Dass nun aber ausgerechnet unter einer grünen Regierung auch in der Asylfrage eine unmenschliche Abschottungspolitik droht, könnte die Partei in ihrem Mark erschüttern. Deutschland hätte dem Kompromiss in Luxemburg nicht zustimmen dürfen, kritisierte Parteichefin Ricarda Lang denn auch am Freitag. Die Migrationsexpertin der Grünen-Bundestagsfraktion, Filiz Polat, spricht von einem „Beispiel für das Einknicken vor rechten Narrativen auf Kosten der Menschenrechte“. Die aktuell die Partei anführenden Politiker Anton Hofreiter, Robert Habeck und Annalena Baerbock verloren sich in wehleidigen Phrasen, sprachen von einer „bitteren“ und „schmerzhaften“ Entscheidung, die zu treffen niemandem leicht gefallen sei. Die Menschenrechtsorganisation Amnesty International sprach dagegen Klartext: Die Beschlüsse seien „ein menschenrechtlicher Tabubruch“, erklärte Amnesty-Deutschland-Generalsekretär Markus Beeko.

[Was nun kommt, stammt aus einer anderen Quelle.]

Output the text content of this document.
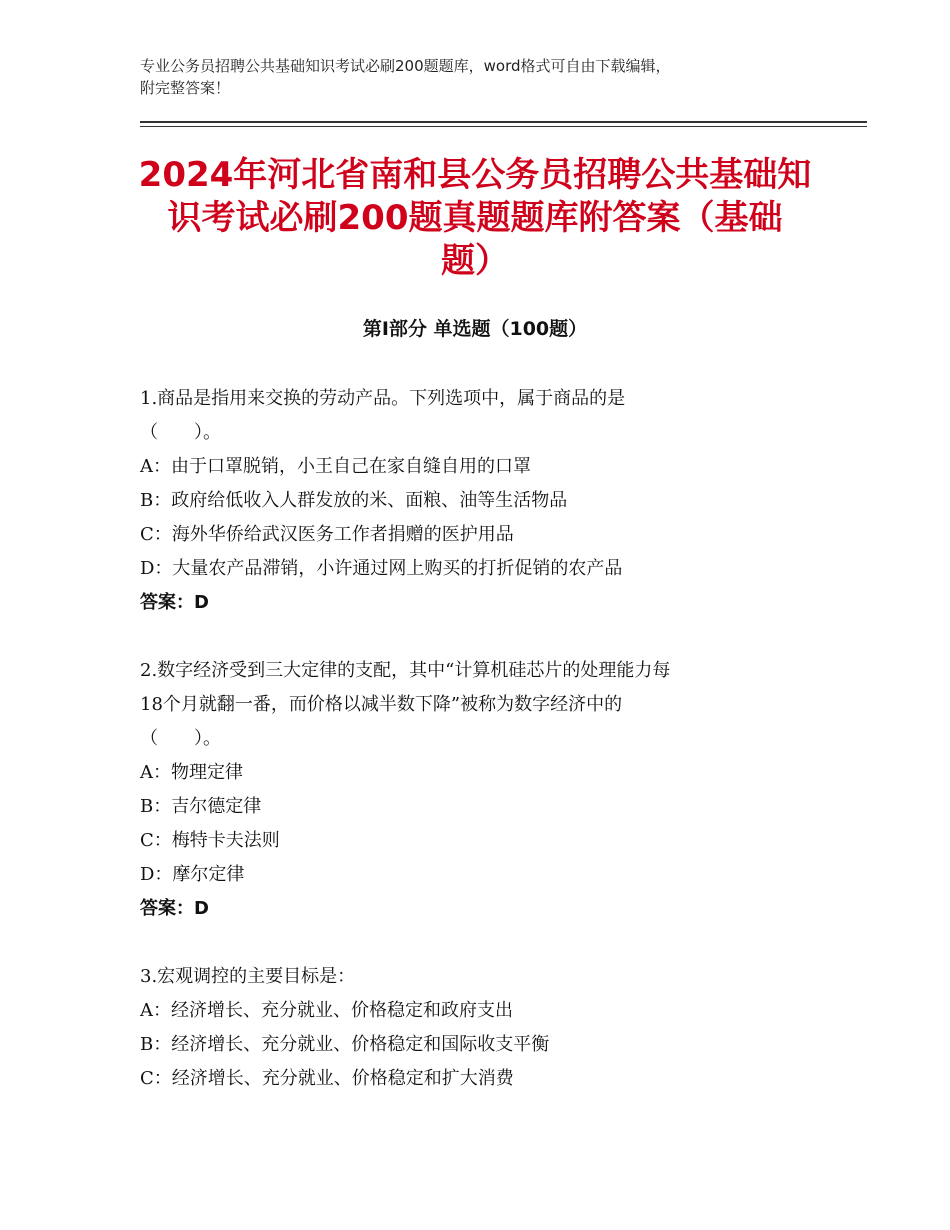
专业公务员招聘公共基础知识考试必刷200题题库，word格式可自由下载编辑，
附完整答案！
2024年河北省南和县公务员招聘公共基础知
识考试必刷200题真题题库附答案（基础
题）
第Ⅰ部分 单选题（100题）
1.商品是指用来交换的劳动产品。下列选项中，属于商品的是
（　　）。
A：由于口罩脱销，小王自己在家自缝自用的口罩
B：政府给低收入人群发放的米、面粮、油等生活物品
C：海外华侨给武汉医务工作者捐赠的医护用品
D：大量农产品滞销，小许通过网上购买的打折促销的农产品
答案：D
2.数字经济受到三大定律的支配，其中“计算机硅芯片的处理能力每
18个月就翻一番，而价格以减半数下降”被称为数字经济中的
（　　）。
A：物理定律
B：吉尔德定律
C：梅特卡夫法则
D：摩尔定律
答案：D
3.宏观调控的主要目标是：
A：经济增长、充分就业、价格稳定和政府支出
B：经济增长、充分就业、价格稳定和国际收支平衡
C：经济增长、充分就业、价格稳定和扩大消费
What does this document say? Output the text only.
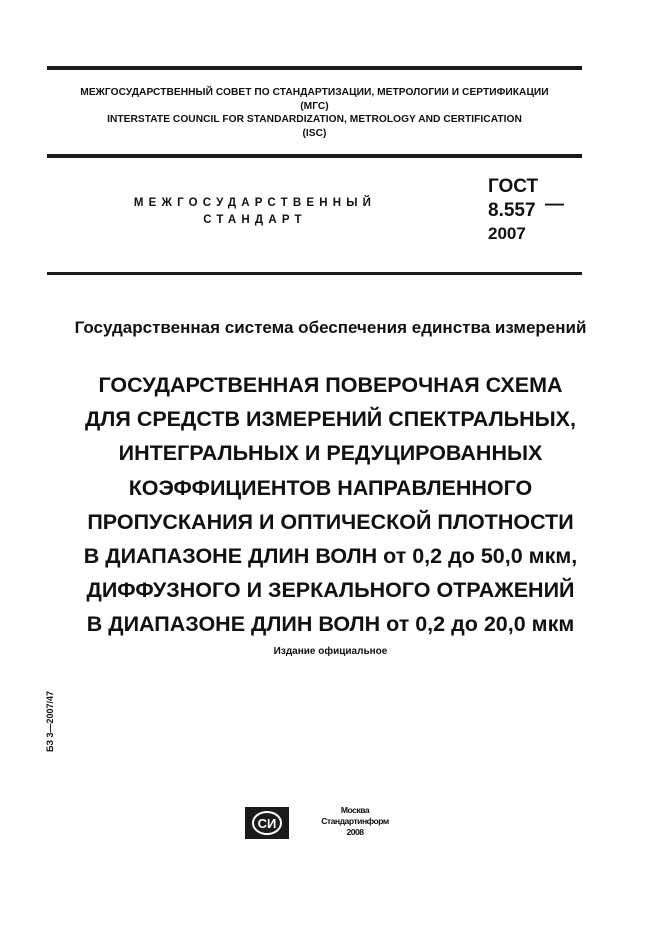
МЕЖГОСУДАРСТВЕННЫЙ СОВЕТ ПО СТАНДАРТИЗАЦИИ, МЕТРОЛОГИИ И СЕРТИФИКАЦИИ
(МГС)
INTERSTATE COUNCIL FOR STANDARDIZATION, METROLOGY AND CERTIFICATION
(ISC)
МЕЖГОСУДАРСТВЕННЫЙ
СТАНДАРТ
ГОСТ
8.557 —
2007
Государственная система обеспечения единства измерений
ГОСУДАРСТВЕННАЯ ПОВЕРОЧНАЯ СХЕМА
ДЛЯ СРЕДСТВ ИЗМЕРЕНИЙ СПЕКТРАЛЬНЫХ,
ИНТЕГРАЛЬНЫХ И РЕДУЦИРОВАННЫХ
КОЭФФИЦИЕНТОВ НАПРАВЛЕННОГО
ПРОПУСКАНИЯ И ОПТИЧЕСКОЙ ПЛОТНОСТИ
В ДИАПАЗОНЕ ДЛИН ВОЛН от 0,2 до 50,0 мкм,
ДИФФУЗНОГО И ЗЕРКАЛЬНОГО ОТРАЖЕНИЙ
В ДИАПАЗОНЕ ДЛИН ВОЛН от 0,2 до 20,0 мкм
Издание официальное
БЗ 3—2007/47
СИ
Москва
Стандартинформ
2008
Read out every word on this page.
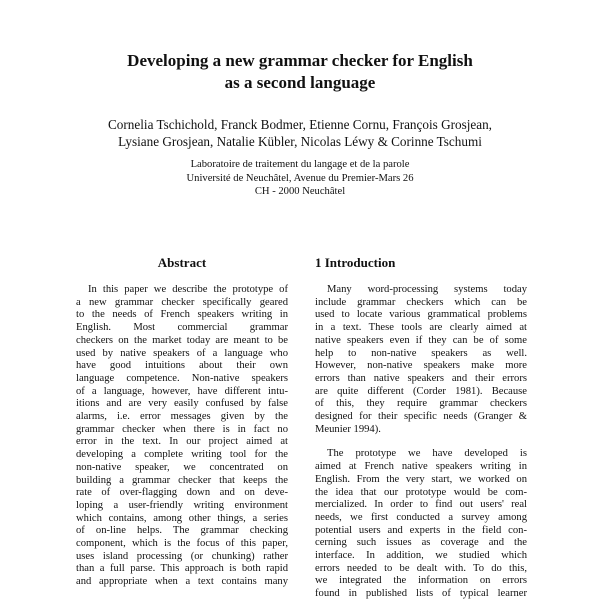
Developing a new grammar checker for English
as a second language
Cornelia Tschichold, Franck Bodmer, Etienne Cornu, François Grosjean,
Lysiane Grosjean, Natalie Kübler, Nicolas Léwy & Corinne Tschumi
Laboratoire de traitement du langage et de la parole
Université de Neuchâtel, Avenue du Premier-Mars 26
CH - 2000 Neuchâtel
Abstract
In this paper we describe the prototype of
a new grammar checker specifically geared
to the needs of French speakers writing in
English. Most commercial grammar
checkers on the market today are meant to be
used by native speakers of a language who
have good intuitions about their own
language competence. Non-native speakers
of a language, however, have different intu-
itions and are very easily confused by false
alarms, i.e. error messages given by the
grammar checker when there is in fact no
error in the text. In our project aimed at
developing a complete writing tool for the
non-native speaker, we concentrated on
building a grammar checker that keeps the
rate of over-flagging down and on deve-
loping a user-friendly writing environment
which contains, among other things, a series
of on-line helps. The grammar checking
component, which is the focus of this paper,
uses island processing (or chunking) rather
than a full parse. This approach is both rapid
and appropriate when a text contains many
1 Introduction
Many word-processing systems today
include grammar checkers which can be
used to locate various grammatical problems
in a text. These tools are clearly aimed at
native speakers even if they can be of some
help to non-native speakers as well.
However, non-native speakers make more
errors than native speakers and their errors
are quite different (Corder 1981). Because
of this, they require grammar checkers
designed for their specific needs (Granger &
Meunier 1994).
The prototype we have developed is
aimed at French native speakers writing in
English. From the very start, we worked on
the idea that our prototype would be com-
mercialized. In order to find out users' real
needs, we first conducted a survey among
potential users and experts in the field con-
cerning such issues as coverage and the
interface. In addition, we studied which
errors needed to be dealt with. To do this,
we integrated the information on errors
found in published lists of typical learner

Für die Grünen steht eine Zeitenwende an: Sie sollten sich zurückziehen und darüber nachdenken, welche Werte ihnen wirklich heilig sind. Ihre Popularität haben sie der Friedensbewegung und den Anhängern einer offenen Gesellschaft zu verdanken. Beide Gruppen haben die Grünen unablässig vor den Kopf gestoßen. In der Asyl-Frage müssen die Grünen nun „hardball“ spielen. Geht die jetzt angedachte Lösung mit den „Lagern“ durch, käme das der Selbstabschaffung der Grünen gleich. Es wäre für die Partei besser, in diesem Fall die Regierung unter lautem Protest, aber erhobenen Hauptes zu verlassen.